Wow that person has to much time and energy. That castle is awesome!


----------



## tiger408 (Jan 13, 2009)

That is really neat! 

Wouldn't work with my crew though.... 
they get too much pleasure out of pushing each other around. lol


----------



## Saltlick (Jun 12, 2011)

I LOVE that!!!!


----------



## Nanno (Aug 30, 2009)

Phil's dream is to build the world's tallest goat tower. The current tallest is 32 feet. The law allows us to build structures up to 35 feet. World's tallest goat tower, here we come! I think we want to make ours from stone instead of brick. We have plenty around here.


----------



## Jake Levi (Jun 9, 2011)

How about just plain old garden variety goat sheds?

I am sketching one now, using Larrys ideas of a bolt together one that can be moved, it will have a goat pen on each end with a chicken pen in the center, in the spring a buck and a wether will be in the end pens, and after the does and the buck to one pen and the wethers in the other.


----------



## Rex (Nov 30, 2008)

Jake said:


> How about just plain old garden variety goat sheds?
> 
> I am sketching one now, using Larrys ideas of a bolt together one that can be moved, it will have a goat pen on each end with a chicken pen in the center, in the spring a buck and a wether will be in the end pens, and after the does and the buck to one pen and the wethers in the other.

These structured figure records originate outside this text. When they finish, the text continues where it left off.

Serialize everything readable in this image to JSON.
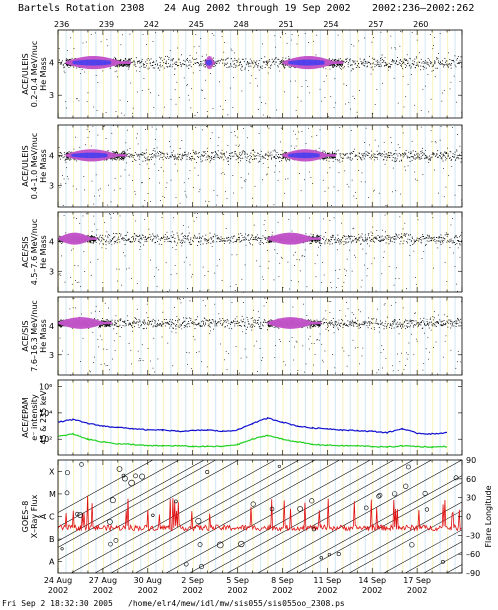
{
  "header": {
    "title": "Bartels Rotation 2308",
    "date_range": "24 Aug 2002 through 19 Sep 2002",
    "doy_range": "2002:236–2002:262"
  },
  "footer": {
    "timestamp": "Fri Sep  2 18:32:30 2005",
    "path": "/home/elr4/mew/idl/mw/sis055/sis055oo_2308.ps"
  },
  "colors": {
    "background_stripe_yellow": "#f8f3b8",
    "background_stripe_blue": "#cfe7f3",
    "density_low": "#000000",
    "density_mid": "#c255c9",
    "density_high": "#3f3ff2",
    "epam_upper": "#1010d0",
    "epam_lower": "#22d022",
    "goes_xray": "#e01010"
  },
  "chart_data": [
    {
      "type": "scatter",
      "panel": "ULEIS 0.2-0.4",
      "ylabel": [
        "ACE/ULEIS",
        "0.2–0.4 MeV/nuc",
        "He Mass"
      ],
      "yticks": [
        "4",
        "3"
      ],
      "bartels_days": [
        "236",
        "239",
        "242",
        "245",
        "248",
        "251",
        "254",
        "257",
        "260"
      ],
      "main_band_mass": 4,
      "secondary_band_mass": 3,
      "dense_intervals_days": [
        [
          236.5,
          240.8
        ],
        [
          251.0,
          255.0
        ],
        [
          245.8,
          246.4
        ]
      ]
    },
    {
      "type": "scatter",
      "panel": "ULEIS 0.4-1.0",
      "ylabel": [
        "ACE/ULEIS",
        "0.4–1.0 MeV/nuc",
        "He Mass"
      ],
      "yticks": [
        "4",
        "3"
      ],
      "main_band_mass": 4,
      "secondary_band_mass": 3,
      "dense_intervals_days": [
        [
          236.5,
          240.5
        ],
        [
          251.0,
          254.5
        ]
      ]
    },
    {
      "type": "scatter",
      "panel": "SIS 4.5-7.6",
      "ylabel": [
        "ACE/SIS",
        "4.5–7.6 MeV/nuc",
        "He Mass"
      ],
      "yticks": [
        "4",
        "3"
      ],
      "main_band_mass": 4.1,
      "secondary_band_mass": 3,
      "dense_intervals_days": [
        [
          236.0,
          238.5
        ],
        [
          250.0,
          253.5
        ]
      ]
    },
    {
      "type": "scatter",
      "panel": "SIS 7.6-16.3",
      "ylabel": [
        "ACE/SIS",
        "7.6–16.3 MeV/nuc",
        "He Mass"
      ],
      "yticks": [
        "4",
        "3"
      ],
      "main_band_mass": 4.1,
      "secondary_band_mass": 3,
      "dense_intervals_days": [
        [
          236.0,
          239.5
        ],
        [
          250.0,
          253.5
        ]
      ]
    },
    {
      "type": "line",
      "panel": "EPAM",
      "ylabel": [
        "ACE/EPAM",
        "e⁻ intensity",
        "45 & 235 keV"
      ],
      "yticks": [
        "10⁶",
        "10⁴",
        "10²"
      ],
      "log_scale": true,
      "x_days": [
        236,
        237,
        238,
        239,
        240,
        241,
        242,
        243,
        244,
        245,
        246,
        247,
        248,
        249,
        250,
        251,
        252,
        253,
        254,
        255,
        256,
        257,
        258,
        259,
        260,
        261,
        262
      ],
      "series": [
        {
          "values": [
            3.3,
            3.5,
            3.2,
            3.0,
            2.9,
            2.8,
            2.7,
            2.7,
            2.6,
            2.65,
            2.7,
            2.6,
            2.7,
            3.2,
            3.6,
            3.3,
            3.0,
            2.85,
            2.8,
            2.7,
            2.65,
            2.6,
            2.5,
            2.8,
            2.45,
            2.4,
            2.5
          ]
        },
        {
          "values": [
            2.2,
            2.4,
            2.0,
            1.8,
            1.65,
            1.6,
            1.5,
            1.5,
            1.5,
            1.45,
            1.45,
            1.45,
            1.6,
            2.0,
            2.3,
            2.0,
            1.8,
            1.6,
            1.55,
            1.5,
            1.5,
            1.45,
            1.4,
            1.5,
            1.45,
            1.4,
            1.45
          ]
        }
      ]
    },
    {
      "type": "line",
      "panel": "GOES",
      "ylabel": [
        "GOES–8",
        "X–Ray Flux",
        "Å"
      ],
      "yticks_left": [
        "X",
        "M",
        "C",
        "B",
        "A"
      ],
      "yticks_right": [
        "90",
        "60",
        "30",
        "0",
        "–30",
        "–60",
        "–90"
      ],
      "ylabel_right": "Flare Longitude",
      "xray_classes_log": {
        "A": -8,
        "B": -7,
        "C": -6,
        "M": -5,
        "X": -4
      },
      "xray_background_class_log": -6.5,
      "flare_longitude_range": [
        -90,
        90
      ]
    }
  ],
  "x_axis": {
    "tick_labels": [
      {
        "day": "24 Aug",
        "year": "2002"
      },
      {
        "day": "27 Aug",
        "year": "2002"
      },
      {
        "day": "30 Aug",
        "year": "2002"
      },
      {
        "day": "2 Sep",
        "year": "2002"
      },
      {
        "day": "5 Sep",
        "year": "2002"
      },
      {
        "day": "8 Sep",
        "year": "2002"
      },
      {
        "day": "11 Sep",
        "year": "2002"
      },
      {
        "day": "14 Sep",
        "year": "2002"
      },
      {
        "day": "17 Sep",
        "year": "2002"
      }
    ]
  }
}
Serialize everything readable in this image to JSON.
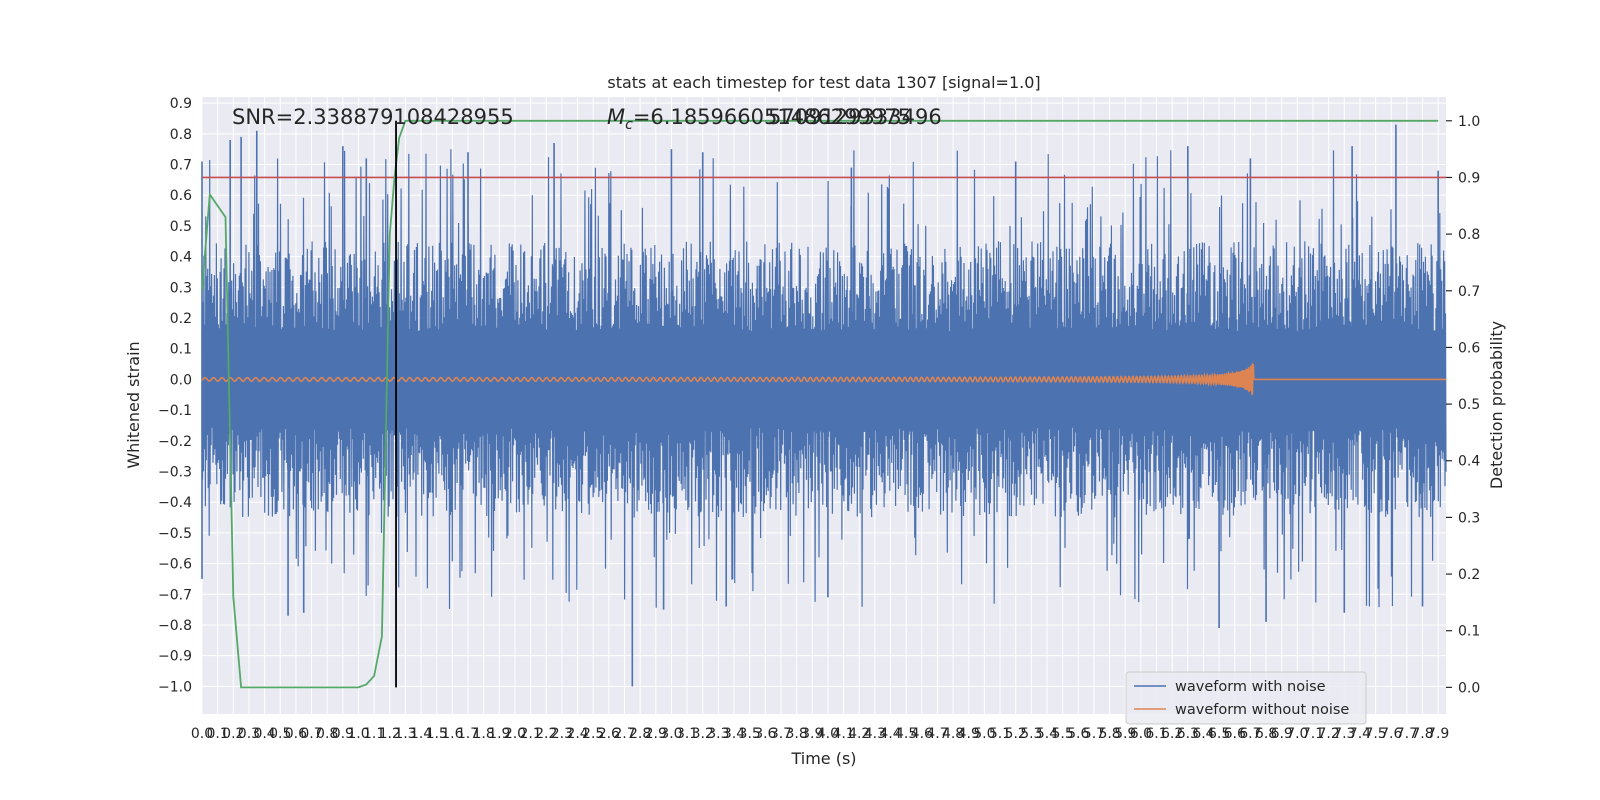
{
  "chart_data": {
    "type": "line",
    "title": "stats at each timestep for test data 1307 [signal=1.0]",
    "xlabel": "Time (s)",
    "ylabel": "Whitened strain",
    "y2label": "Detection probability",
    "xlim": [
      0.0,
      7.95
    ],
    "ylim": [
      -1.09,
      0.92
    ],
    "y2lim": [
      -0.047,
      1.042
    ],
    "x_ticks": [
      0.0,
      0.1,
      0.2,
      0.3,
      0.4,
      0.5,
      0.6,
      0.7,
      0.8,
      0.9,
      1.0,
      1.1,
      1.2,
      1.3,
      1.4,
      1.5,
      1.6,
      1.7,
      1.8,
      1.9,
      2.0,
      2.1,
      2.2,
      2.3,
      2.4,
      2.5,
      2.6,
      2.7,
      2.8,
      2.9,
      3.0,
      3.1,
      3.2,
      3.3,
      3.4,
      3.5,
      3.6,
      3.7,
      3.8,
      3.9,
      4.0,
      4.1,
      4.2,
      4.3,
      4.4,
      4.5,
      4.6,
      4.7,
      4.8,
      4.9,
      5.0,
      5.1,
      5.2,
      5.3,
      5.4,
      5.5,
      5.6,
      5.7,
      5.8,
      5.9,
      6.0,
      6.1,
      6.2,
      6.3,
      6.4,
      6.5,
      6.6,
      6.7,
      6.8,
      6.9,
      7.0,
      7.1,
      7.2,
      7.3,
      7.4,
      7.5,
      7.6,
      7.7,
      7.8,
      7.9
    ],
    "x_tick_labels": [
      "0.0",
      "0.1",
      "0.2",
      "0.3",
      "0.4",
      "0.5",
      "0.6",
      "0.7",
      "0.8",
      "0.9",
      "1.0",
      "1.1",
      "1.2",
      "1.3",
      "1.4",
      "1.5",
      "1.6",
      "1.7",
      "1.8",
      "1.9",
      "2.0",
      "2.1",
      "2.2",
      "2.3",
      "2.4",
      "2.5",
      "2.6",
      "2.7",
      "2.8",
      "2.9",
      "3.0",
      "3.1",
      "3.2",
      "3.3",
      "3.4",
      "3.5",
      "3.6",
      "3.7",
      "3.8",
      "3.9",
      "4.0",
      "4.1",
      "4.2",
      "4.3",
      "4.4",
      "4.5",
      "4.6",
      "4.7",
      "4.8",
      "4.9",
      "5.0",
      "5.1",
      "5.2",
      "5.3",
      "5.4",
      "5.5",
      "5.6",
      "5.7",
      "5.8",
      "5.9",
      "6.0",
      "6.1",
      "6.2",
      "6.3",
      "6.4",
      "6.5",
      "6.6",
      "6.7",
      "6.8",
      "6.9",
      "7.0",
      "7.1",
      "7.2",
      "7.3",
      "7.4",
      "7.5",
      "7.6",
      "7.7",
      "7.8",
      "7.9"
    ],
    "y_ticks": [
      0.9,
      0.8,
      0.7,
      0.6,
      0.5,
      0.4,
      0.3,
      0.2,
      0.1,
      0.0,
      -0.1,
      -0.2,
      -0.3,
      -0.4,
      -0.5,
      -0.6,
      -0.7,
      -0.8,
      -0.9,
      -1.0
    ],
    "y_tick_labels": [
      "0.9",
      "0.8",
      "0.7",
      "0.6",
      "0.5",
      "0.4",
      "0.3",
      "0.2",
      "0.1",
      "0.0",
      "−0.1",
      "−0.2",
      "−0.3",
      "−0.4",
      "−0.5",
      "−0.6",
      "−0.7",
      "−0.8",
      "−0.9",
      "−1.0"
    ],
    "y2_ticks": [
      1.0,
      0.9,
      0.8,
      0.7,
      0.6,
      0.5,
      0.4,
      0.3,
      0.2,
      0.1,
      0.0
    ],
    "y2_tick_labels": [
      "1.0",
      "0.9",
      "0.8",
      "0.7",
      "0.6",
      "0.5",
      "0.4",
      "0.3",
      "0.2",
      "0.1",
      "0.0"
    ],
    "annotations": {
      "snr": "SNR=2.338879108428955",
      "mc_symbol": "M",
      "mc_sub": "c",
      "mc_value": "=6.185966051486299975",
      "mc_overlap": "5709129333496"
    },
    "series": [
      {
        "name": "waveform with noise",
        "color": "#4c72b0",
        "kind": "noise",
        "envelope_typical": 0.45,
        "peaks": [
          [
            0.0,
            0.71
          ],
          [
            0.18,
            0.78
          ],
          [
            0.25,
            0.79
          ],
          [
            0.35,
            0.81
          ],
          [
            0.9,
            0.76
          ],
          [
            1.05,
            0.72
          ],
          [
            1.7,
            0.74
          ],
          [
            2.25,
            0.77
          ],
          [
            3.0,
            0.75
          ],
          [
            3.2,
            0.74
          ],
          [
            4.15,
            0.69
          ],
          [
            5.2,
            0.71
          ],
          [
            6.3,
            0.76
          ],
          [
            6.7,
            0.72
          ],
          [
            7.35,
            0.76
          ],
          [
            7.63,
            0.83
          ],
          [
            7.9,
            0.68
          ]
        ],
        "troughs": [
          [
            0.0,
            -0.65
          ],
          [
            0.55,
            -0.77
          ],
          [
            0.65,
            -0.76
          ],
          [
            2.75,
            -1.0
          ],
          [
            2.95,
            -0.75
          ],
          [
            3.35,
            -0.74
          ],
          [
            4.0,
            -0.71
          ],
          [
            6.5,
            -0.81
          ],
          [
            6.8,
            -0.79
          ],
          [
            7.3,
            -0.76
          ],
          [
            7.8,
            -0.74
          ]
        ]
      },
      {
        "name": "waveform without noise",
        "color": "#dd8452",
        "kind": "chirp",
        "start_amplitude": 0.005,
        "end_amplitude": 0.06,
        "merger_time": 6.72
      }
    ],
    "detection_probability": {
      "color": "#55a868",
      "axis": "right",
      "x": [
        0.0,
        0.05,
        0.1,
        0.15,
        0.2,
        0.25,
        0.3,
        0.4,
        0.5,
        0.6,
        0.7,
        0.8,
        0.9,
        1.0,
        1.05,
        1.1,
        1.15,
        1.2,
        1.23,
        1.26,
        1.3,
        1.5,
        2.0,
        3.0,
        4.0,
        5.0,
        6.0,
        7.0,
        7.9
      ],
      "y": [
        0.7,
        0.87,
        0.85,
        0.83,
        0.16,
        0.0,
        0.0,
        0.0,
        0.0,
        0.0,
        0.0,
        0.0,
        0.0,
        0.0,
        0.005,
        0.02,
        0.09,
        0.8,
        0.9,
        0.97,
        1.0,
        1.0,
        1.0,
        1.0,
        1.0,
        1.0,
        1.0,
        1.0,
        1.0
      ]
    },
    "threshold": {
      "value": 0.9,
      "axis": "right",
      "color": "#c44e52"
    },
    "trigger_time": {
      "x": 1.24,
      "color": "#000000"
    },
    "legend": {
      "placement": "lower-right",
      "entries": [
        "waveform with noise",
        "waveform without noise"
      ]
    },
    "grid": true
  }
}
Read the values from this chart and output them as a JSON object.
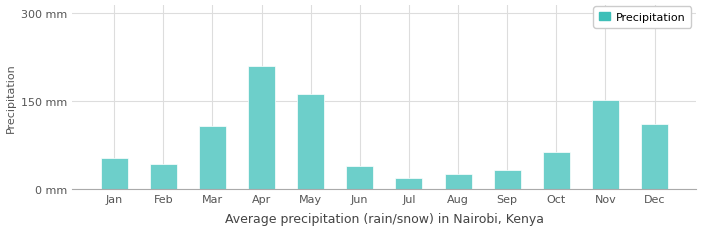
{
  "months": [
    "Jan",
    "Feb",
    "Mar",
    "Apr",
    "May",
    "Jun",
    "Jul",
    "Aug",
    "Sep",
    "Oct",
    "Nov",
    "Dec"
  ],
  "values": [
    53,
    43,
    108,
    210,
    163,
    40,
    20,
    26,
    32,
    63,
    152,
    112
  ],
  "bar_color": "#6dcfca",
  "bar_edge_color": "#ffffff",
  "background_color": "#ffffff",
  "plot_bg_color": "#ffffff",
  "grid_color": "#dddddd",
  "title": "Average precipitation (rain/snow) in Nairobi, Kenya",
  "ylabel": "Precipitation",
  "yticks": [
    0,
    150,
    300
  ],
  "ytick_labels": [
    "0 mm",
    "150 mm",
    "300 mm"
  ],
  "ylim": [
    0,
    315
  ],
  "legend_label": "Precipitation",
  "legend_color": "#3ebfb8",
  "title_fontsize": 9,
  "axis_fontsize": 8,
  "tick_fontsize": 8,
  "bar_width": 0.55
}
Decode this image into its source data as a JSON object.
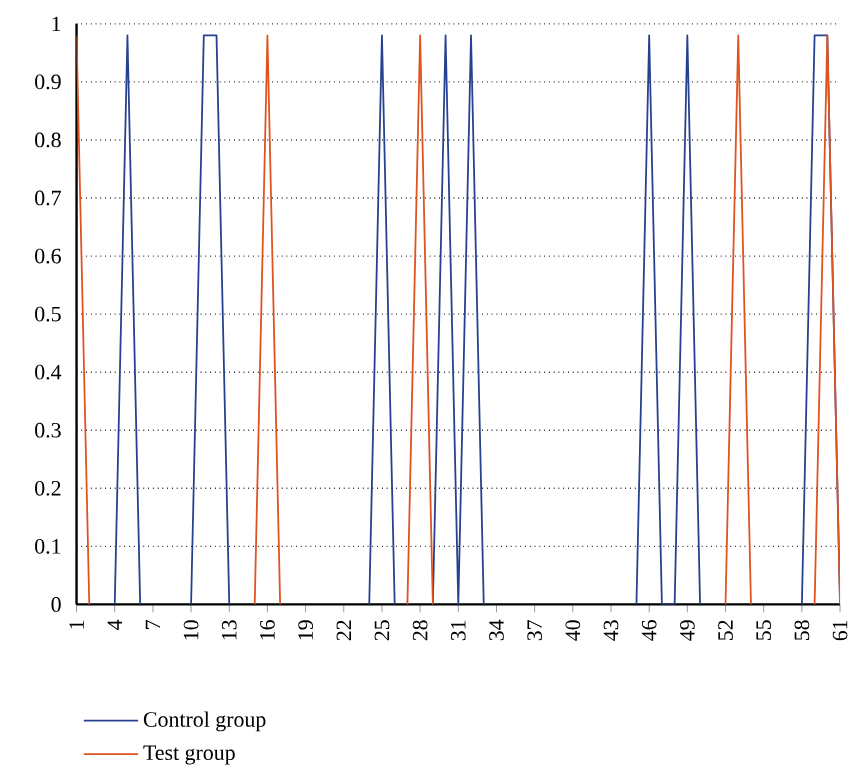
{
  "chart_data": {
    "type": "line",
    "x": [
      1,
      2,
      3,
      4,
      5,
      6,
      7,
      8,
      9,
      10,
      11,
      12,
      13,
      14,
      15,
      16,
      17,
      18,
      19,
      20,
      21,
      22,
      23,
      24,
      25,
      26,
      27,
      28,
      29,
      30,
      31,
      32,
      33,
      34,
      35,
      36,
      37,
      38,
      39,
      40,
      41,
      42,
      43,
      44,
      45,
      46,
      47,
      48,
      49,
      50,
      51,
      52,
      53,
      54,
      55,
      56,
      57,
      58,
      59,
      60,
      61
    ],
    "series": [
      {
        "name": "Control group",
        "color": "#26418f",
        "values": [
          null,
          null,
          null,
          0,
          0.98,
          0,
          null,
          null,
          null,
          0,
          0.98,
          0.98,
          0,
          null,
          null,
          null,
          null,
          null,
          null,
          null,
          null,
          null,
          null,
          0,
          0.98,
          0,
          null,
          null,
          0,
          0.98,
          0,
          0.98,
          0,
          null,
          null,
          null,
          null,
          null,
          null,
          null,
          null,
          null,
          null,
          null,
          0,
          0.98,
          0,
          0,
          0.98,
          0,
          null,
          null,
          null,
          null,
          null,
          null,
          null,
          0,
          0.98,
          0.98,
          0
        ]
      },
      {
        "name": "Test group",
        "color": "#e0521f",
        "values": [
          0.98,
          0,
          null,
          null,
          null,
          null,
          null,
          null,
          null,
          null,
          null,
          null,
          null,
          null,
          0,
          0.98,
          0,
          null,
          null,
          null,
          null,
          null,
          null,
          null,
          null,
          null,
          0,
          0.98,
          0,
          null,
          null,
          null,
          null,
          null,
          null,
          null,
          null,
          null,
          null,
          null,
          null,
          null,
          null,
          null,
          null,
          null,
          null,
          null,
          null,
          null,
          null,
          0,
          0.98,
          0,
          null,
          null,
          null,
          null,
          0,
          0.98,
          0
        ]
      }
    ],
    "xlim": [
      1,
      61
    ],
    "ylim": [
      0,
      1
    ],
    "xticks": [
      1,
      4,
      7,
      10,
      13,
      16,
      19,
      22,
      25,
      28,
      31,
      34,
      37,
      40,
      43,
      46,
      49,
      52,
      55,
      58,
      61
    ],
    "yticks": [
      0,
      0.1,
      0.2,
      0.3,
      0.4,
      0.5,
      0.6,
      0.7,
      0.8,
      0.9,
      1
    ],
    "grid": "y",
    "legend": "bottom",
    "marker": "none",
    "line_style": "solid"
  }
}
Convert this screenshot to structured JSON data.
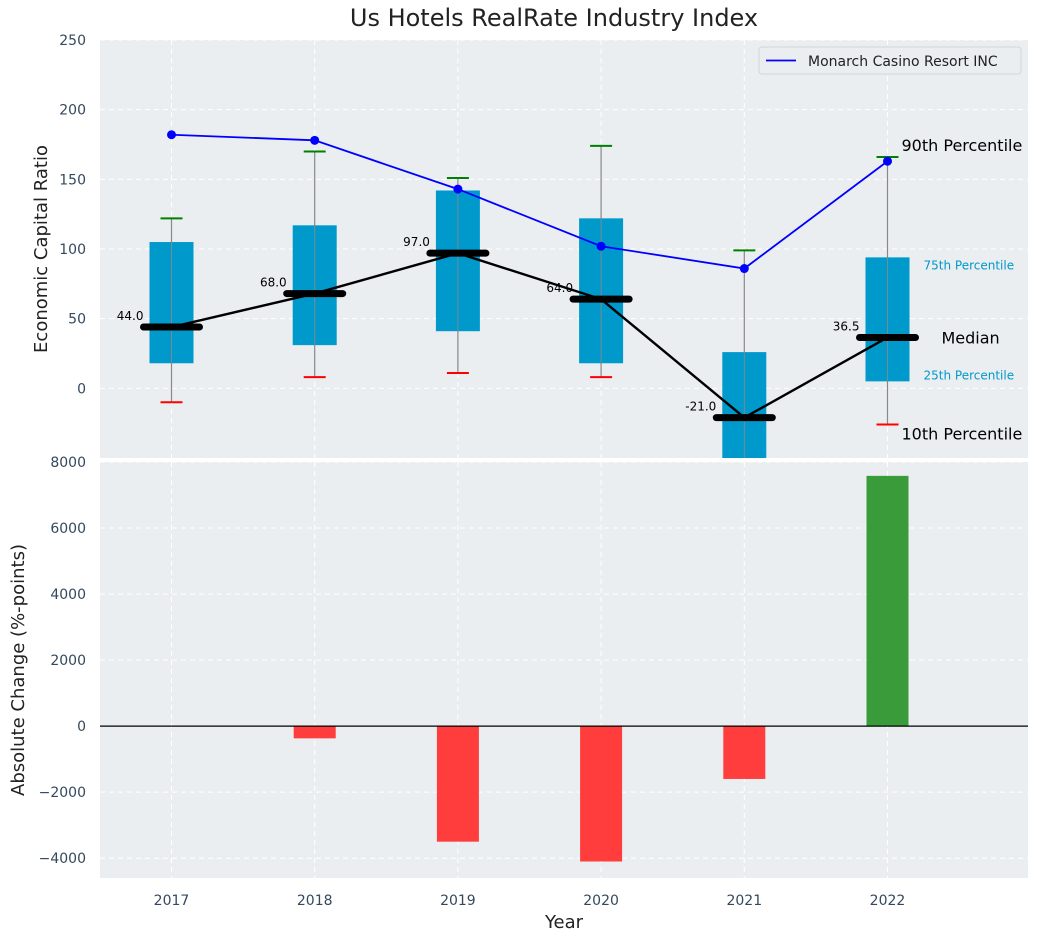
{
  "chart_data": [
    {
      "type": "box",
      "title": "Us Hotels RealRate Industry Index",
      "ylabel": "Economic Capital Ratio",
      "xlabel": "",
      "ylim": [
        -50,
        250
      ],
      "yticks": [
        0,
        50,
        100,
        150,
        200,
        250
      ],
      "categories": [
        "2017",
        "2018",
        "2019",
        "2020",
        "2021",
        "2022"
      ],
      "p10": [
        -10,
        8,
        11,
        8,
        -50,
        -26
      ],
      "p25": [
        18,
        31,
        41,
        18,
        -50,
        5
      ],
      "median": [
        44.0,
        68.0,
        97.0,
        64.0,
        -21.0,
        36.5
      ],
      "median_labels": [
        "44.0",
        "68.0",
        "97.0",
        "64.0",
        "-21.0",
        "36.5"
      ],
      "p75": [
        105,
        117,
        142,
        122,
        26,
        94
      ],
      "p90": [
        122,
        170,
        151,
        174,
        99,
        166
      ],
      "series": [
        {
          "name": "Monarch Casino Resort INC",
          "values": [
            182,
            178,
            143,
            102,
            86,
            163
          ],
          "color": "#0000ff"
        }
      ],
      "annotations": {
        "p90": "90th Percentile",
        "p75": "75th Percentile",
        "median": "Median",
        "p25": "25th Percentile",
        "p10": "10th Percentile"
      },
      "colors": {
        "box": "#0099cc",
        "median": "#000000",
        "p90_cap": "#008000",
        "p10_cap": "#ff0000",
        "background": "#eaeef0"
      }
    },
    {
      "type": "bar",
      "xlabel": "Year",
      "ylabel": "Absolute Change (%-points)",
      "ylim": [
        -4600,
        8000
      ],
      "yticks": [
        -4000,
        -2000,
        0,
        2000,
        4000,
        6000,
        8000
      ],
      "ytick_labels": [
        "−4000",
        "−2000",
        "0",
        "2000",
        "4000",
        "6000",
        "8000"
      ],
      "categories": [
        "2017",
        "2018",
        "2019",
        "2020",
        "2021",
        "2022"
      ],
      "values": [
        0,
        -370,
        -3500,
        -4100,
        -1600,
        7580
      ],
      "colors": {
        "positive": "#3a9b3a",
        "negative": "#ff3d3d"
      }
    }
  ]
}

Don't forget hay storage. The last thing you want to do is pack hay bales all winter. The closer to the goat pen you can store your hay the better.


----------



## Jake Levi (Jun 9, 2011)

For sure, my hay has to be tarped this year, the shed is a moveable one, if taken apart, I am just in this cabin til I find something more permenant, I do love this cnty though for all that it offers for our sport. And for just plain living life as I want to.


----------



## Bob Jones (Aug 21, 2009)

Nanno said:


> Phil's dream is to build the world's tallest goat tower. The current tallest is 32 feet. The law allows us to build structures up to 35 feet. World's tallest goat tower, here we come! I think we want to make ours from stone instead of brick. We have plenty around here.


As soon as you do, the other guy will add a clock tower... where will it end? ;-)


----------



## Jake Levi (Jun 9, 2011)

Well, I wish that they would all practice their barn building here !!


----------



## TOU (Aug 18, 2013)

I see unused silos in my travels in Kansas all the time...makes me think someone should convert one.


----------